An ISA, acronym that stands for Individual Savings Account, is a tax-efficient investment available to all UK residents who are at least 18 years old. But is it possible to open an ISA for children? Indeed yes, as there are versions of ISAs specifically designed for young people aged under 16.

How to activate a Junior ISA

In practice, it is a parent, or legal guardian, who can open a JISA for a child under the age of 16. This can be done at any age prior to this, thus also for an infant. So, in the course of time it will be possible to prepare a small capital to be used in the future, for study or for the needs of a teenager who grows up and always has new needs, keeping the capital safe from inflation.
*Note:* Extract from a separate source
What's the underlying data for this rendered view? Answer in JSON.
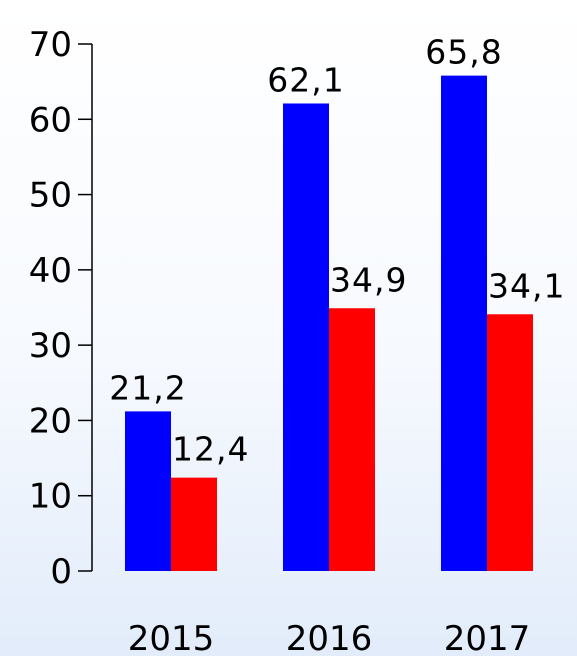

There are two different types of Junior ISA: Stocks and Shares Junior ISA and Cash Junior ISA; both are suitable for individuals under the age of 16. After the child reaches the age of 18, the money can be moved into an individual’s personal ISA. You can find out more on the Moneyfarm website, to understand the different opportunities available, not only for children but also for adults.

What Junior ISAs are

Junior ISAs work the same as those for adults, with a few substantial differences. The main one concerns the maximum amount that enjoys tax-free status, which is set at £9,000; for adults the limit is £20,000. These are investment accounts, thus the capital raised in a Junior ISA is used by the wealth management to make the most profitable investments possible. The amount deposited in a Junior ISA is tax-free, which may allow for a high annual remuneration. When choosing the JISA type, the parent or legal guardian must consider his or her own availability and also the fact that any investment involves a certain threshold of risk. To give a specific example, Stocks and Shares JISAs may offer a higher theoretical return with a higher risk threshold than a Cash JISA. Remember that a grandparent or a more distant relative cannot activate a JISA, unless he or she is the legal guardian of the child; it is, however, possible for him or her to deposit sums into the child’s account, e.g., as a Christmas present or following a positive school result.

Other opportunities

In the past, it was possible to activate a CTF, namely a Child Trust Fund, but since 2011 this option is no longer available for new openings. Actually, Child Trust Funds exist today, but they were opened before 2011. This kind of opportunity was totally replaced by Junior ISA, which, however, do not enjoy the government subsidies offered for CTFs. It is worth remembering that those who have started a CTF may decide to move the funds in it to a form of JISA of their choice, in order to take advantage of investment conditions that may be more profitable. Both of these types of investments for young people should also be considered as an initial training for children in the prudent use of the cash at their disposal. It is important, however, that parents explain to their children – once they grow – how the investment account works and what opportunities it offers them. In this way, they will be able to make the best use of the JISA when they grow up, to set up a new ISA or to use the gathered capital as they see fit.